The noble Baroness made the point that better support for young carers will save money for the taxpayer. We agree that better supporting young carers will improve both their well-being and that of the person they care for and that it is also likely to benefit the public purse. That is why we are working with the Department for Education to ensure that a whole-family approach is taken.
Amendment 92ZZCZA follows the same principle, but seeks to add to the duty to meet eligible needs. As I have set out, we see the appropriate way of dealing with the issue of avoiding inappropriate young caring roles to be through the eligibility criteria. We would not wish to create a new stand-alone duty in this regard, which may have a distorting effect on the duty in Clause 18, but rather to ensure that such matters are reflected in the determination of eligible needs. However, as I indicated in debate last week, we need to ensure that the developmental and educational needs of young people are appropriately considered in the context of children’s legislation and services. We will work with stakeholders, including the National Young Carers Coalition, to ensure that, for their part, adult care and support services make appropriate provision in supporting an adult’s needs for care and support to prevent inappropriate or excessive caring by a child. However, we also need to keep in view what should be provided through children’s services and that is what the Minister for Children and Families has committed to do.

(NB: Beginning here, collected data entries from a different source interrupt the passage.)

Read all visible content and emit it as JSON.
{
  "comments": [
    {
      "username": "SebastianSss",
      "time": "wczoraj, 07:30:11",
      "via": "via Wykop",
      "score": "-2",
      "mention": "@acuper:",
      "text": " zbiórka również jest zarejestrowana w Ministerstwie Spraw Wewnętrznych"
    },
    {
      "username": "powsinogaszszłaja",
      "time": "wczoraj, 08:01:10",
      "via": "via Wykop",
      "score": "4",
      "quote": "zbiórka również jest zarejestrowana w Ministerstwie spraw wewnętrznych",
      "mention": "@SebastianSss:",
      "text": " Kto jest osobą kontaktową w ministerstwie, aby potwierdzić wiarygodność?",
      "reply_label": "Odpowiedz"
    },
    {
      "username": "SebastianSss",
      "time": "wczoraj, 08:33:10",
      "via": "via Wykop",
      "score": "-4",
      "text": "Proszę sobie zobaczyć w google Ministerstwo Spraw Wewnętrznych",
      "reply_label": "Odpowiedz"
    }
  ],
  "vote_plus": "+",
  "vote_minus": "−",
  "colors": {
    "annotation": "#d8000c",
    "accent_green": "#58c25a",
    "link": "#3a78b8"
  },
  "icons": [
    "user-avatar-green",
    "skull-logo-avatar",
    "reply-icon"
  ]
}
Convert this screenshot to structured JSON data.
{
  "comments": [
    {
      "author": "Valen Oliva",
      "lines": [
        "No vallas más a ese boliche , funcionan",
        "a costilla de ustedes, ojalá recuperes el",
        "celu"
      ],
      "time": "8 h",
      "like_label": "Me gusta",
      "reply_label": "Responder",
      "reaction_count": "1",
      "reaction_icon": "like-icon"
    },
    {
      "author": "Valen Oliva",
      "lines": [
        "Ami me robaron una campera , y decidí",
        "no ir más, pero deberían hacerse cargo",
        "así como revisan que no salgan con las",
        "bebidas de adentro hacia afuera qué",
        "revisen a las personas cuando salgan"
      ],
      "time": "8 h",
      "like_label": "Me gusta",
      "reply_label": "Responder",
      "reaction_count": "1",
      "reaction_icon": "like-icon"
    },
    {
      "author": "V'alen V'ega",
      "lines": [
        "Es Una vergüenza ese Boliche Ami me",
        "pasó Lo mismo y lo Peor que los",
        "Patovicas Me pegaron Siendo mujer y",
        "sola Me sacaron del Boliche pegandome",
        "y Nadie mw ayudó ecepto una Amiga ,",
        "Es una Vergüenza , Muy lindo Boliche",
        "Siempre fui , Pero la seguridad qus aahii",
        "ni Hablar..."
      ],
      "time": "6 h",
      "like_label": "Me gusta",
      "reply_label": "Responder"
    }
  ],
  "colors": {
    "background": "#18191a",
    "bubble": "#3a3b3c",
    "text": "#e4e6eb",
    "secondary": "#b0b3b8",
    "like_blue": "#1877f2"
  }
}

The noble Baroness, Lady Wheeler, raised an important point about the impact of the funding reforms. We recognise that people will want to have their care costs counting towards the cap as soon as possible. If this Bill is enacted, people cannot begin accruing costs towards the cap until 1 April 2016. That does not mean that preparation cannot be made locally before that time. We believe that it is appropriate for local authorities to begin assessing people ahead of 1 April 2016. To ensure that local authorities can take advantage of this opportunity, we have provided £335 million to fund the implementation of our reforms. This should enable local authorities to begin assessing people’s needs for care and support around six months before April 2016, if they choose to do so.
I hope that I have reassured the Committee that we are putting in place the support to allow local authorities to manage the implementation of our reforms. We have had a very good debate on assessment and eligibility. I hope that I have reassured all noble Lords who have spoken that the Bill already addresses the concerns that have been raised and that the noble Baroness, Lady Meacher, will feel able to withdraw the amendment. I am sorry—it was the noble Lord, Lord Low.
Yes, I was going to say that I think it probably falls to me to consider whether I withdraw the amendment. Before I do so I just want to thank the noble Earl for his full and careful response, and also all those who have spoken in a debate that has ranged quite widely. I have found the noble Earl’s response to the points that I raised very helpful and will consider whether I continue to feel that the Bill needs strengthening in the area of assessment and eligibility in the light of his comments. I listened carefully to what he had to say and feel it will be very helpful in considering how to deal with these issues during later stages of the Bill.